I know that i3 is labeled as a window manager, but every time I see i3 it is the only thing present on screen. Can someone explain?


  • darthlukandarthlukan Registered
    A Desktop Environment manages the desktop, as in, all of the background stuff that most users don't think about, such as the login session, logging, permissions to services (like networking), and centralized environment configuration.  A Window Manager has one job: Manage windows. It's what decorates client applications with titlebars, close, minimize, and maximize buttons, and allows you to resize those client windows. Your window manager does not care about the logged in user, logging, centralized configuration of the environment, or anything else. It cares about its own config file(s), its own log file, and whether or not there's an X display socket to connect to. That's it.

    The reason why the only thing present on the screen is i3 is because that's what's managing the windows.
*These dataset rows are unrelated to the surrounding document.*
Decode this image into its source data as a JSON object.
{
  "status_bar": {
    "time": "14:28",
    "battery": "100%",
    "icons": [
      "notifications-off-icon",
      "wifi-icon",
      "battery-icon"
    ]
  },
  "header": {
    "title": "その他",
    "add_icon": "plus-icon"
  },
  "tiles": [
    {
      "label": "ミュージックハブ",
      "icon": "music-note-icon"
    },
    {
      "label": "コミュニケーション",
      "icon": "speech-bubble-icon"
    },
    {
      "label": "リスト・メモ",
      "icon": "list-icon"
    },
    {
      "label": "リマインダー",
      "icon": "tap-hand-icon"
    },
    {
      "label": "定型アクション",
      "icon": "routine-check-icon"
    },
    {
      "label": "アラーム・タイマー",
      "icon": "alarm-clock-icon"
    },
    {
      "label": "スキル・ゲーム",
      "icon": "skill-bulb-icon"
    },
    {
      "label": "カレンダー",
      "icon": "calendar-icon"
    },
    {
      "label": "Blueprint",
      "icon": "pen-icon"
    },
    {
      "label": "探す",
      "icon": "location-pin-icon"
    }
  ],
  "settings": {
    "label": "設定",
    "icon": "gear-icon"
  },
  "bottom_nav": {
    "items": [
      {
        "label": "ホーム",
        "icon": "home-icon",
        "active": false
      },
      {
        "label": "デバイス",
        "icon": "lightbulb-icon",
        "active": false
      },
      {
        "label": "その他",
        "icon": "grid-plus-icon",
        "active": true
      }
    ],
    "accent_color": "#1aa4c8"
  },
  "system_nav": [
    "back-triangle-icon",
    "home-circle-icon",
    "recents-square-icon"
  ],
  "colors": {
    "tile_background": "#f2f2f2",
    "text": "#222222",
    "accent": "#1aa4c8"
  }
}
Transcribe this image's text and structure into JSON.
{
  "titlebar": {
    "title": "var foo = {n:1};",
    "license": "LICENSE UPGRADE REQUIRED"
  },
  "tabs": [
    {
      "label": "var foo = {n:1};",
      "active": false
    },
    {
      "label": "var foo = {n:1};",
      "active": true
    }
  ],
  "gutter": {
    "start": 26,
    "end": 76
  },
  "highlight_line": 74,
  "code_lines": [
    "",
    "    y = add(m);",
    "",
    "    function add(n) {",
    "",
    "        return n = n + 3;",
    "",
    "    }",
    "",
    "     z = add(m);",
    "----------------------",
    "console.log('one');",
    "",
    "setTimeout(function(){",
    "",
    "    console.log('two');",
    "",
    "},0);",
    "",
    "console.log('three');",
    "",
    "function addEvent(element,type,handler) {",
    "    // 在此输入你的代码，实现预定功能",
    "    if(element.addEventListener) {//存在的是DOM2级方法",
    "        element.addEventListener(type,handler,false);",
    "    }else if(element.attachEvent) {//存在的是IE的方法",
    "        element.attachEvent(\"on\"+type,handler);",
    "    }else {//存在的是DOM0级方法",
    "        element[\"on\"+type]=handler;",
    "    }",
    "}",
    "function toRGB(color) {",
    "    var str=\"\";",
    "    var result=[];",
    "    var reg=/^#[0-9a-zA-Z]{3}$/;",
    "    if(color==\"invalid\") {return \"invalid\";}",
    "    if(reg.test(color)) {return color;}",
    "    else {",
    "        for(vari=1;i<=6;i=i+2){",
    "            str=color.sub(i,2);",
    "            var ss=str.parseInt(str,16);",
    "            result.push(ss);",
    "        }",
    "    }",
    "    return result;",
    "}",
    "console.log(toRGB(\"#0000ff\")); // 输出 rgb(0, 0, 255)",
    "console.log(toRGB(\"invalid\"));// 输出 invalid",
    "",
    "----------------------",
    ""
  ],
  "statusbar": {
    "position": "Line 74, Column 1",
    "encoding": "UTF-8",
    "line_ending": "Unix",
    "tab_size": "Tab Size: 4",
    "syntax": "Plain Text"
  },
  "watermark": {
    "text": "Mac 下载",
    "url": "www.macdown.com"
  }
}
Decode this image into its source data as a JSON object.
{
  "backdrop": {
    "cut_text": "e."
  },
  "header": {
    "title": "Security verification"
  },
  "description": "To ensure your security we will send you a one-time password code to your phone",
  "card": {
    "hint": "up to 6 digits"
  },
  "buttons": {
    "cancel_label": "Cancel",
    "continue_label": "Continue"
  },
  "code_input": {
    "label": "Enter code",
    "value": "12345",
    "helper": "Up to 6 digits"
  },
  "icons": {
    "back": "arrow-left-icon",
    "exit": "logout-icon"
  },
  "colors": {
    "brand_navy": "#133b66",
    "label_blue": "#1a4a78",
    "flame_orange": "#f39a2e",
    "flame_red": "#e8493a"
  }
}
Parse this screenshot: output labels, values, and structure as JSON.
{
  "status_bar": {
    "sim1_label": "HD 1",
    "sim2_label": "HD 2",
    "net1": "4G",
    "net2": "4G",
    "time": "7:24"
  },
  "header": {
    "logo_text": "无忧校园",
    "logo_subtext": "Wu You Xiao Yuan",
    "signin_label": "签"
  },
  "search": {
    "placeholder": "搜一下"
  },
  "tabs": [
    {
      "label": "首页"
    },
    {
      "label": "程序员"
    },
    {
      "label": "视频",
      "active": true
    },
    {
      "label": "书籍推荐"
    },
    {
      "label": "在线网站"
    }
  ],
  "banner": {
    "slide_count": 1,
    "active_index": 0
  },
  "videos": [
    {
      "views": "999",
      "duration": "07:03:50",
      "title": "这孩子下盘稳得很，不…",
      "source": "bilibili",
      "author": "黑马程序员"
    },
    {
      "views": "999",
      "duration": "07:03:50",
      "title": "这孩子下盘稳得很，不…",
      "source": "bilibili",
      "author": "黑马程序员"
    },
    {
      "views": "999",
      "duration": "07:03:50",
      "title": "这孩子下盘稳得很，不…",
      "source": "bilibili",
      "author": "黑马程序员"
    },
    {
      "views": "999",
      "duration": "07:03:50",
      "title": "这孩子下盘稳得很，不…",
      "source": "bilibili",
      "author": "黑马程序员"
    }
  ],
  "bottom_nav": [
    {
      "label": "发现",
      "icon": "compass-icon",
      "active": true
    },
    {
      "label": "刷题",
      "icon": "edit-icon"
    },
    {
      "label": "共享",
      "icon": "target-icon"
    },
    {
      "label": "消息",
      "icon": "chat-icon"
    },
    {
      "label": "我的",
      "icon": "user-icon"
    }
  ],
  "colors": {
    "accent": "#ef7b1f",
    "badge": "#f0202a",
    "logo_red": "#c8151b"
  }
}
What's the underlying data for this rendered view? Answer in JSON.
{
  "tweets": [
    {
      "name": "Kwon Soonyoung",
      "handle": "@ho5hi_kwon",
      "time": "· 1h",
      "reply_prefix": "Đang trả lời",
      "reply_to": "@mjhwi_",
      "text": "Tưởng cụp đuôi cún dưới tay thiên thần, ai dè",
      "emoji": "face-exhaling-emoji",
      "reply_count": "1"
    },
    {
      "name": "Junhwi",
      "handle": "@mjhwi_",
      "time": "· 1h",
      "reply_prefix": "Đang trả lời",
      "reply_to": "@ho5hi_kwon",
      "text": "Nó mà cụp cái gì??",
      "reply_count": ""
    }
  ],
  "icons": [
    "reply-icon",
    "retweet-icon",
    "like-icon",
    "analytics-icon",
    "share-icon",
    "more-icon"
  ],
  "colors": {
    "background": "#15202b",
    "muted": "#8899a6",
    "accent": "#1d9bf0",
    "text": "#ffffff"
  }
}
Here's an easy way to think about it:

    1. System Boot
       2. Login Manager: Where you login
          3. Desktop Environment: You don't actually see this in 90% of cases
             4. Window Manager: What you see when you are looking at your "desktop", workspaces, and GUI apps
                5. Your GUI apps: Web Browser, status/dock-bars, etc

    People that don't use a Desktop Environment (most i3 users) are basically "skipping" step 3.  It's important to note that all Desktop Environments require a Window Manager to manage windows, but not all Window Managers require a desktop environment to manage the desktop.

    The next question in this line of conversation is usually "What's the benefit to using only a Window Manager?" The answer is simple: Less junk running in the background, eating up system resources for very little benefit.  When you run only a Window Manager you are letting your init system and service managers do their jobs (systemd in most mainstream distros, upstart, sysvinit, and openrc/initscripts in the rest) and startup the services/daemons that you need in order to have a working system, and you're letting the Window Manager handle the simple task of giving you things to click on. When you run a Desktop Environment, you're adding an extra layer that is (arguably) not needed in most scenarios, especially with modern distros providing most of the convenience items you'd need as a default.  Whether or not one approach is better than the other is solely up to the user and their tastes, anybody that says different is probably trying to sell you something or get into a very specific debate.